À Saly, station balnéaire jadis vitrine du tourisme sénégalais, le foncier continue de susciter inquiétudes et interrogations. Avant-hier, le président du Conseil d’administration de la Société d’Aménagement et de Promotion des Côtes et Zones Touristiques du Sénégal (Sapco), Doudou Gnagna Diop, a conduit une visite technique en compagnie du préfet de Mbour et de membres de son équipe.
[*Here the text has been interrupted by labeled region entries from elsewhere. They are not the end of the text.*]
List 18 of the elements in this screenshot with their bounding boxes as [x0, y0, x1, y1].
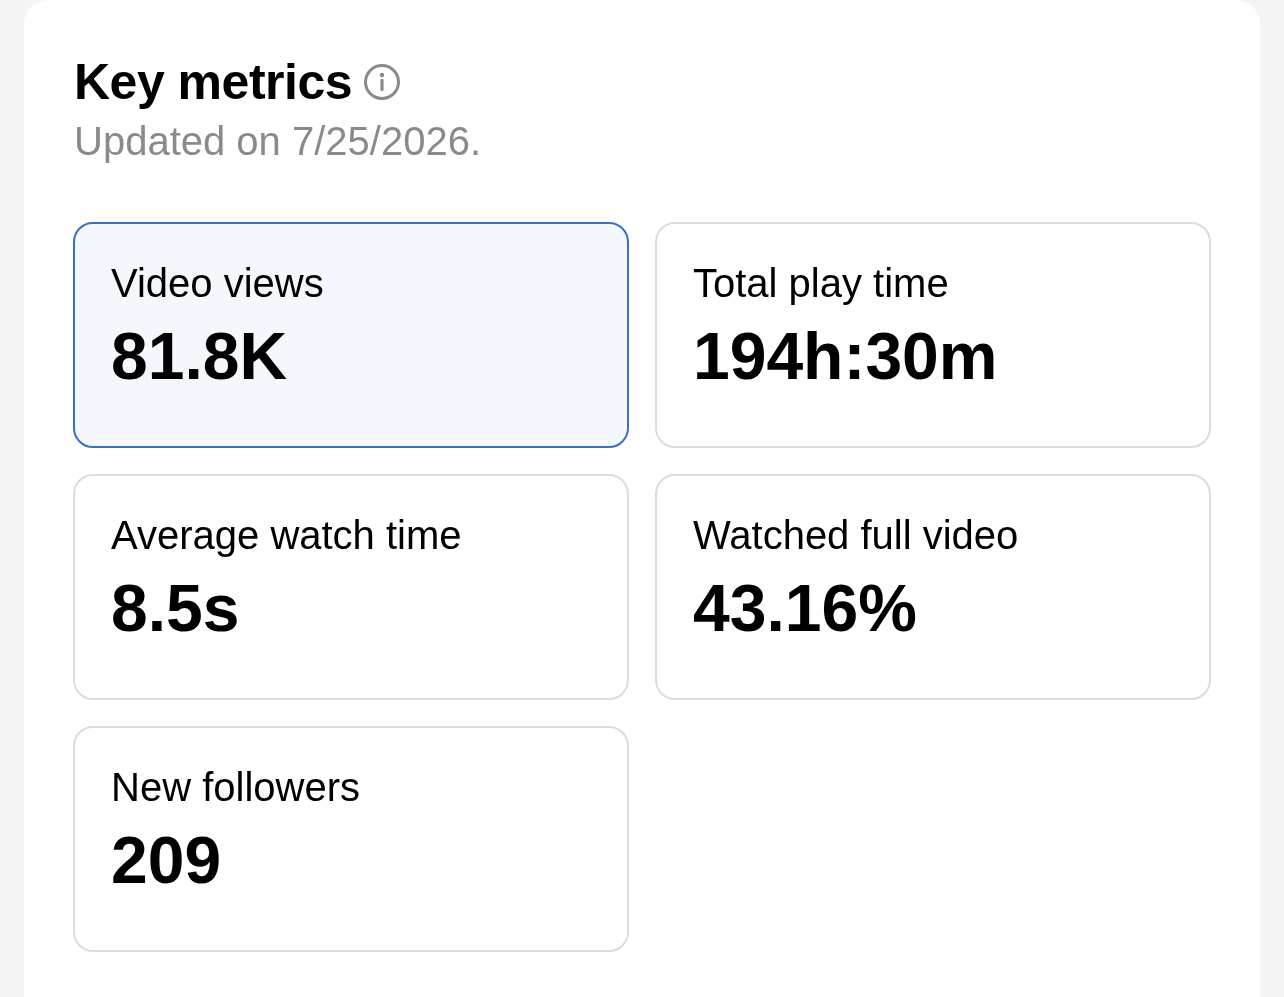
metric-card[interactable]: Average watch time 8.5s	[73, 474, 629, 700]
updated-date-text: Updated on 7/25/2026.	[73, 118, 481, 165]
metric-label: Average watch time	[111, 512, 462, 559]
metric-value: 43.16%	[693, 575, 917, 641]
metric-value: 209	[111, 827, 222, 893]
metric-value: 194h:30m	[693, 323, 998, 389]
metric-value: 8.5s	[111, 575, 240, 641]
section-title: Key metrics	[74, 53, 352, 112]
metric-label: New followers	[111, 764, 360, 811]
metric-label: Total play time	[693, 260, 949, 307]
metric-label: Video views	[111, 260, 324, 307]
metric-card[interactable]: Video views 81.8K	[73, 222, 629, 448]
metric-card[interactable]: New followers 209	[73, 726, 629, 952]
metric-card[interactable]: Total play time 194h:30m	[655, 222, 1211, 448]
info-icon[interactable]	[364, 64, 400, 100]
metric-value: 81.8K	[111, 323, 288, 389]
metric-card[interactable]: Watched full video 43.16%	[655, 474, 1211, 700]
metric-label: Watched full video	[693, 512, 1019, 559]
Une descente qui révèle l’ampleur d’une réalité préoccupante : l’érosion progressive du patrimoine foncier de la Sapco ainsi que la multitude de réclamations foncières à gérer* .
Il préconise un règlement rapide des contentieux en cours pour permettre à la structure parapublique de mieux respirer et de prendre pleinement son envol.
« En 2019, ce site de la bande des filaos couvrait près de 90 000 m². Aujourd’hui, il n’en reste qu’environ 2 000 », a alerté le PCA. Il a également pointé du doigt l’insécurité récente, l’état de l’environnement et des espaces publics à entretenir pour le bien-être des visiteurs et des riverains, devant un parterre de techniciens médusés. La question des occupations illégales ou irrégulières s’impose désormais comme une priorité.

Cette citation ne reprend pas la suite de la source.